NSW Customer Service Minister Victor Dominello has flagged a trial of looser licensing restrictions on bars and restaurants in Newcastle before JobKeeper runs out in September.
Mr Dominello said on Thursday, a day after meeting with Newcastle political, police and hospitality industry representatives, that he had asked Upper House MP Mark Latham to form a Newcastle-based committee to "work out a time frame for a trial in relation to restaurants and small bars".
Venues in inner-city Newcastle and Hamilton are governed by 12-year-old late-night trading restrictions which include a 1.30am lockout and limits on when certain drinks can be sold.

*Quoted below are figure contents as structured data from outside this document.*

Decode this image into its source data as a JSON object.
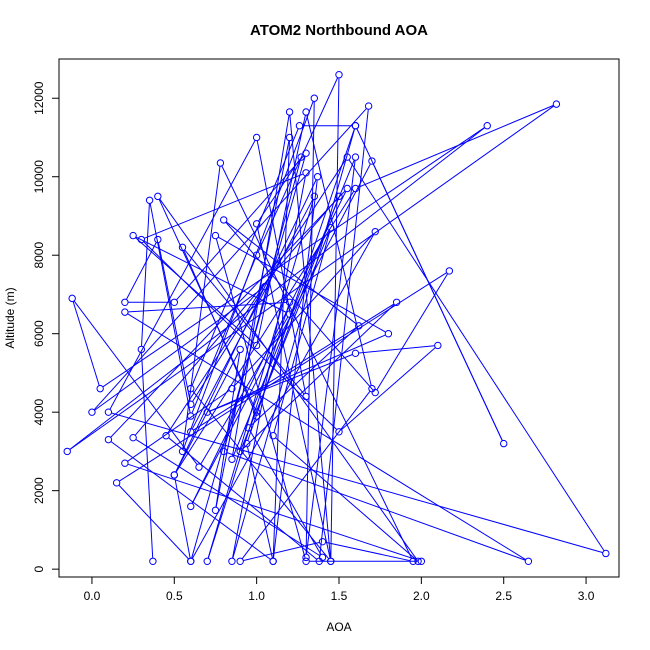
{
  "chart_data": {
    "type": "line",
    "title": "ATOM2 Northbound AOA",
    "xlabel": "AOA",
    "ylabel": "Altitude (m)",
    "xlim": [
      -0.2,
      3.2
    ],
    "ylim": [
      -200,
      13000
    ],
    "xticks": [
      "0.0",
      "0.5",
      "1.0",
      "1.5",
      "2.0",
      "2.5",
      "3.0"
    ],
    "xtick_values": [
      0,
      0.5,
      1.0,
      1.5,
      2.0,
      2.5,
      3.0
    ],
    "yticks": [
      "0",
      "2000",
      "4000",
      "6000",
      "8000",
      "10000",
      "12000"
    ],
    "ytick_values": [
      0,
      2000,
      4000,
      6000,
      8000,
      10000,
      12000
    ],
    "grid": false,
    "legend": "none",
    "colors": {
      "series": "#0000ff",
      "axes": "#000000"
    },
    "series": [
      {
        "marker": "open-circle",
        "points": [
          [
            0.37,
            200
          ],
          [
            0.3,
            5600
          ],
          [
            0.35,
            9400
          ],
          [
            0.6,
            3900
          ],
          [
            1.0,
            8000
          ],
          [
            1.5,
            12600
          ],
          [
            1.45,
            200
          ],
          [
            0.6,
            4600
          ],
          [
            1.26,
            11300
          ],
          [
            1.6,
            11300
          ],
          [
            0.94,
            3200
          ],
          [
            1.1,
            200
          ],
          [
            1.37,
            10000
          ],
          [
            0.5,
            2400
          ],
          [
            0.9,
            5600
          ],
          [
            0.75,
            1500
          ],
          [
            1.2,
            11000
          ],
          [
            1.1,
            200
          ],
          [
            0.1,
            3300
          ],
          [
            1.55,
            9700
          ],
          [
            0.6,
            1600
          ],
          [
            1.7,
            10400
          ],
          [
            2.5,
            3200
          ],
          [
            1.6,
            11300
          ],
          [
            0.85,
            200
          ],
          [
            1.3,
            10100
          ],
          [
            0.3,
            8400
          ],
          [
            1.5,
            3500
          ],
          [
            2.1,
            5700
          ],
          [
            1.6,
            5500
          ],
          [
            0.7,
            4000
          ],
          [
            1.8,
            6000
          ],
          [
            0.75,
            8500
          ],
          [
            1.3,
            200
          ],
          [
            2.0,
            200
          ],
          [
            0.2,
            2700
          ],
          [
            0.85,
            4600
          ],
          [
            1.72,
            8600
          ],
          [
            0.6,
            200
          ],
          [
            0.5,
            2400
          ],
          [
            1.6,
            9700
          ],
          [
            2.82,
            11850
          ],
          [
            -0.15,
            3000
          ],
          [
            2.4,
            11300
          ],
          [
            0.05,
            4600
          ],
          [
            -0.12,
            6900
          ],
          [
            0.65,
            2600
          ],
          [
            1.2,
            6500
          ],
          [
            0.25,
            8500
          ],
          [
            1.0,
            5700
          ],
          [
            1.3,
            11650
          ],
          [
            1.7,
            4600
          ],
          [
            0.9,
            200
          ],
          [
            1.4,
            700
          ],
          [
            1.95,
            200
          ],
          [
            0.78,
            10350
          ],
          [
            0.55,
            3000
          ],
          [
            1.35,
            12000
          ],
          [
            1.3,
            300
          ],
          [
            1.6,
            10500
          ],
          [
            0.85,
            2800
          ],
          [
            1.2,
            11650
          ],
          [
            1.45,
            200
          ],
          [
            1.0,
            8800
          ],
          [
            1.27,
            10500
          ],
          [
            0.8,
            3000
          ],
          [
            2.65,
            200
          ],
          [
            0.2,
            6550
          ],
          [
            1.2,
            6800
          ],
          [
            0.7,
            200
          ],
          [
            1.35,
            9500
          ],
          [
            0.6,
            3500
          ],
          [
            1.85,
            6800
          ],
          [
            0.9,
            3000
          ],
          [
            1.45,
            8700
          ],
          [
            1.1,
            3400
          ],
          [
            1.98,
            200
          ],
          [
            0.4,
            9500
          ],
          [
            1.0,
            4000
          ],
          [
            1.5,
            9500
          ],
          [
            0.25,
            3350
          ],
          [
            1.4,
            300
          ],
          [
            0.95,
            3600
          ],
          [
            1.62,
            6200
          ],
          [
            0.8,
            8900
          ],
          [
            1.72,
            4500
          ],
          [
            2.17,
            7600
          ],
          [
            0.15,
            2200
          ],
          [
            0.6,
            200
          ],
          [
            1.3,
            10600
          ],
          [
            0.5,
            6800
          ],
          [
            0.2,
            6800
          ],
          [
            0.4,
            8400
          ],
          [
            0.6,
            4200
          ],
          [
            1.05,
            7200
          ],
          [
            0.0,
            4000
          ],
          [
            1.68,
            11800
          ],
          [
            1.38,
            200
          ],
          [
            0.45,
            3400
          ],
          [
            1.55,
            10500
          ],
          [
            3.12,
            400
          ],
          [
            0.1,
            4000
          ],
          [
            1.0,
            11000
          ],
          [
            1.3,
            4400
          ],
          [
            0.55,
            8200
          ],
          [
            1.0,
            3900
          ]
        ]
      }
    ]
  }
}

Newcastle MP Tim Crakanthorp and lord mayor Nuatali Nelmes have come out strongly this week in favour of changing the so-called "Newcastle Solution".
Mr Dominello said on Thursday that he supported starting the trial before September, when JobKeeper payments are due to end.

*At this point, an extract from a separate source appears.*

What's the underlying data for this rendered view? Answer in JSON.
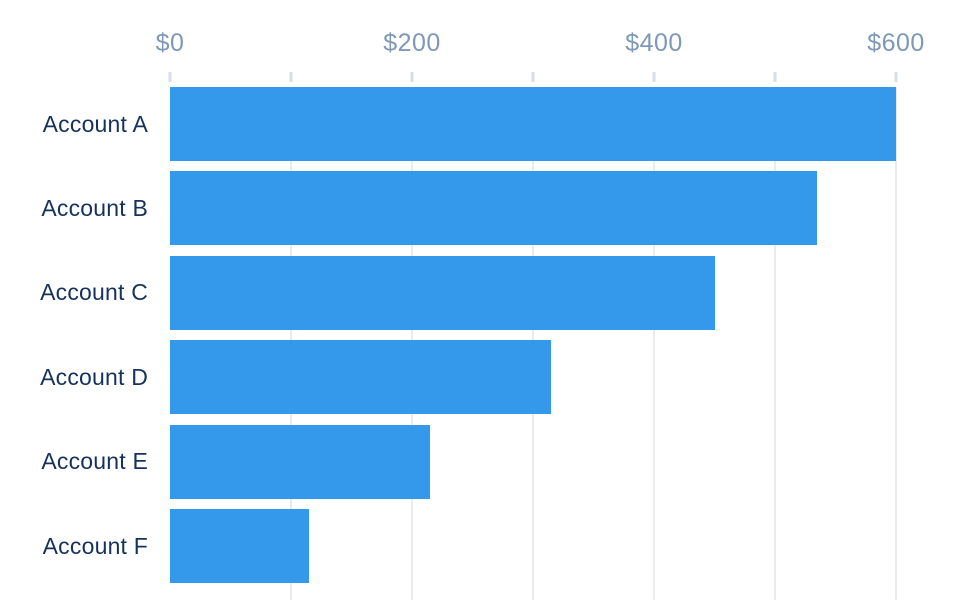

"Even if we're employing five more people through the small bars or 10 more people in a safe way, that's a good thing," he said.

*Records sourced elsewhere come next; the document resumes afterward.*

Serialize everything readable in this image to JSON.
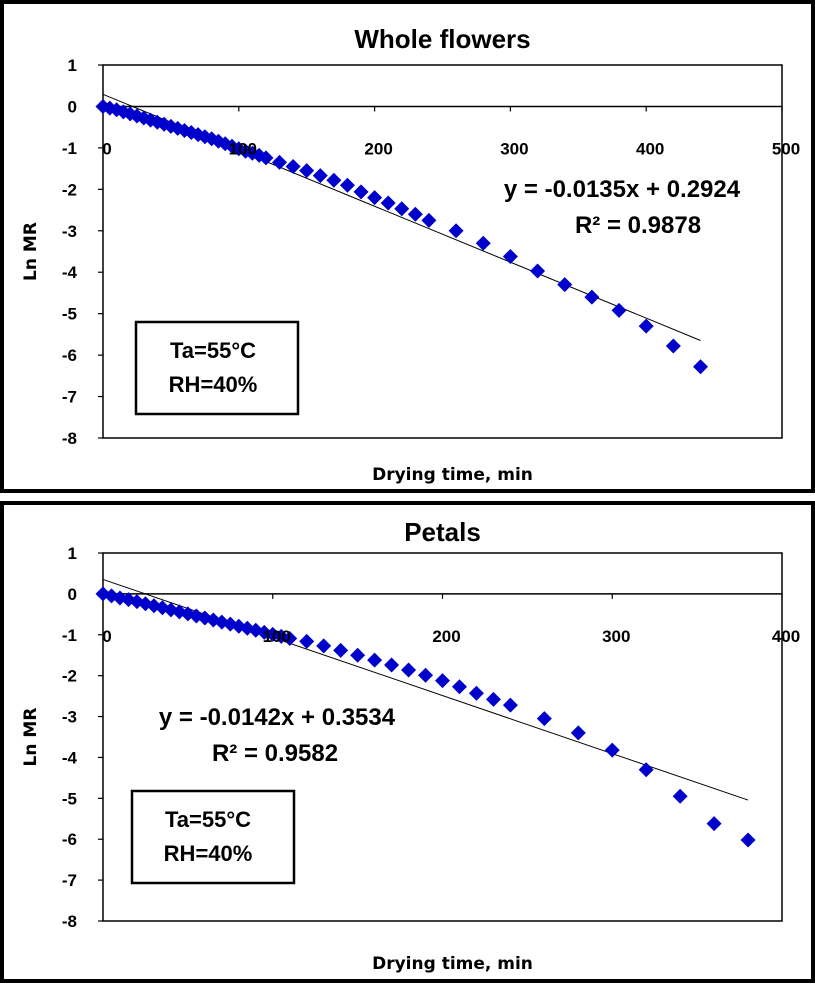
{
  "chart_data": [
    {
      "type": "scatter",
      "title": "Whole flowers",
      "xlabel": "Drying time, min",
      "ylabel": "Ln MR",
      "xlim": [
        0,
        500
      ],
      "ylim": [
        -8,
        1
      ],
      "x_ticks": [
        0,
        100,
        200,
        300,
        400,
        500
      ],
      "y_ticks": [
        1,
        0,
        -1,
        -2,
        -3,
        -4,
        -5,
        -6,
        -7,
        -8
      ],
      "grid": false,
      "marker_color": "#0000cc",
      "trendline": {
        "slope": -0.0135,
        "intercept": 0.2924,
        "x_range": [
          0,
          440
        ]
      },
      "equation_text": "y = -0.0135x + 0.2924",
      "r2_text": "R² = 0.9878",
      "conditions": [
        "Ta=55°C",
        "RH=40%"
      ],
      "series": [
        {
          "x": [
            0,
            5,
            10,
            15,
            20,
            25,
            30,
            35,
            40,
            45,
            50,
            55,
            60,
            65,
            70,
            75,
            80,
            85,
            90,
            95,
            100,
            105,
            110,
            115,
            120,
            130,
            140,
            150,
            160,
            170,
            180,
            190,
            200,
            210,
            220,
            230,
            240,
            260,
            280,
            300,
            320,
            340,
            360,
            380,
            400,
            420,
            440
          ],
          "y": [
            0,
            -0.04,
            -0.08,
            -0.13,
            -0.18,
            -0.23,
            -0.28,
            -0.33,
            -0.38,
            -0.43,
            -0.48,
            -0.53,
            -0.58,
            -0.63,
            -0.68,
            -0.73,
            -0.78,
            -0.84,
            -0.9,
            -0.96,
            -1.02,
            -1.08,
            -1.13,
            -1.18,
            -1.24,
            -1.35,
            -1.45,
            -1.55,
            -1.67,
            -1.78,
            -1.9,
            -2.06,
            -2.2,
            -2.33,
            -2.47,
            -2.6,
            -2.75,
            -3.0,
            -3.3,
            -3.62,
            -3.97,
            -4.3,
            -4.6,
            -4.92,
            -5.3,
            -5.78,
            -6.28
          ]
        }
      ]
    },
    {
      "type": "scatter",
      "title": "Petals",
      "xlabel": "Drying time, min",
      "ylabel": "Ln MR",
      "xlim": [
        0,
        400
      ],
      "ylim": [
        -8,
        1
      ],
      "x_ticks": [
        0,
        100,
        200,
        300,
        400
      ],
      "y_ticks": [
        1,
        0,
        -1,
        -2,
        -3,
        -4,
        -5,
        -6,
        -7,
        -8
      ],
      "grid": false,
      "marker_color": "#0000cc",
      "trendline": {
        "slope": -0.0142,
        "intercept": 0.3534,
        "x_range": [
          0,
          380
        ]
      },
      "equation_text": "y = -0.0142x + 0.3534",
      "r2_text": "R² = 0.9582",
      "conditions": [
        "Ta=55°C",
        "RH=40%"
      ],
      "series": [
        {
          "x": [
            0,
            5,
            10,
            15,
            20,
            25,
            30,
            35,
            40,
            45,
            50,
            55,
            60,
            65,
            70,
            75,
            80,
            85,
            90,
            95,
            100,
            105,
            110,
            120,
            130,
            140,
            150,
            160,
            170,
            180,
            190,
            200,
            210,
            220,
            230,
            240,
            260,
            280,
            300,
            320,
            340,
            360,
            380
          ],
          "y": [
            0,
            -0.05,
            -0.1,
            -0.14,
            -0.19,
            -0.24,
            -0.29,
            -0.34,
            -0.39,
            -0.44,
            -0.49,
            -0.54,
            -0.59,
            -0.64,
            -0.69,
            -0.74,
            -0.79,
            -0.84,
            -0.89,
            -0.94,
            -0.99,
            -1.04,
            -1.09,
            -1.16,
            -1.27,
            -1.38,
            -1.5,
            -1.62,
            -1.74,
            -1.86,
            -1.99,
            -2.12,
            -2.27,
            -2.43,
            -2.58,
            -2.72,
            -3.05,
            -3.4,
            -3.82,
            -4.3,
            -4.95,
            -5.62,
            -6.02
          ]
        }
      ]
    }
  ]
}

"I am quietly optimistic that there is an appetite for a new look, and I think there is enough community leadership there to chart a path."
The stakeholders had expressed "universal acknowledgement" that trialling changes for restaurants and small bars posed a low risk.
"That is clear from the stakeholder engagement yesterday that they don't want it to go beyond that.
"We start with a trial in those areas and see how it goes."
Mr Dominello would not elaborate on which aspects of the trading rules would be relaxed under a trial but said he would be guided by the advisory committee.
The committee would include the Independent Liquor and Gaming Authority, Newcastle politicians, police, Hunter Business Chamber and "anyone else Mark wants to invite".
It is understood the Australian Hotels Association, whose members would not be part of a trial limited to small bars and restaurants, will not be part of the committee.
Asked if he would rule out changing the 1.30am lockout, which restricts movement between venues until the mandatory 3.30am closing time, Mr Dominello said he was "not ruling anything in or out".
The committee would examine how the trial's success would be measured, including how many jobs it created.
Unlike Sydney's partially repealed lockout laws, which are enshrined in legislation, Newcastle's late-trading restrictions are enforced by licensing conditions.
Mr Dominello said the "cleanest way" of relaxing them was via a statement of regulatory intent to guide Liquor and Gaming's enforcement approach.
The Police Association of NSW, NSW Nurses and Midwives Association, Health Services Union and Hunter New England Health all oppose attempts to water down the trading restrictions, which have led to a reduction in alcohol-fuelled violence.
"I am appalled that the government is considering rushing through a rollback of Newcastle's lockout laws, despite overwhelming evidence these measures have made the city's night life safer," HSU secretary Gerard Hayes said on Thursday.
"Any paramedic in NSW will tell you that these laws have significantly reduced alcohol-fuelled violence.
"For the government to exploit the COVID-19 slowdown, and put profit over the public's safety, is abhorrent."
NSWNMA general secretary Brett Holmes said the restrictions had saved lives and "millions of dollars in public funding of health care and rehabilitation".
"Now we see attempts by the alcohol lobby to claw back control of liquor laws under the guise of a strategy to reinvigorate the night-time economy," he said.
"How many more lives have to be lost to alcohol-fuelled violence before governments stop manipulating these laws? It is reckless."
The Australian Bureau of Statistics estimates Newcastle shed 24,200 jobs between February and May, many of them in the hospitality industry, and the city's youth unemployment rate jumped to 26.8 per cent.
The government lifted lockouts in Sydney's CBD in January and said it would review Newcastle's restrictions if the first year of Sydney's new rules was a success.
Mr Crakanthorp said a "small-scale" trial was a well balanced start to loosening restrictions.
"I'm really pleased we are taking steps forward, and I thank the minister for working collaboratively with me to support Newcastle's night-time economy," he said.
"We had some really constructive conversations on Wednesday."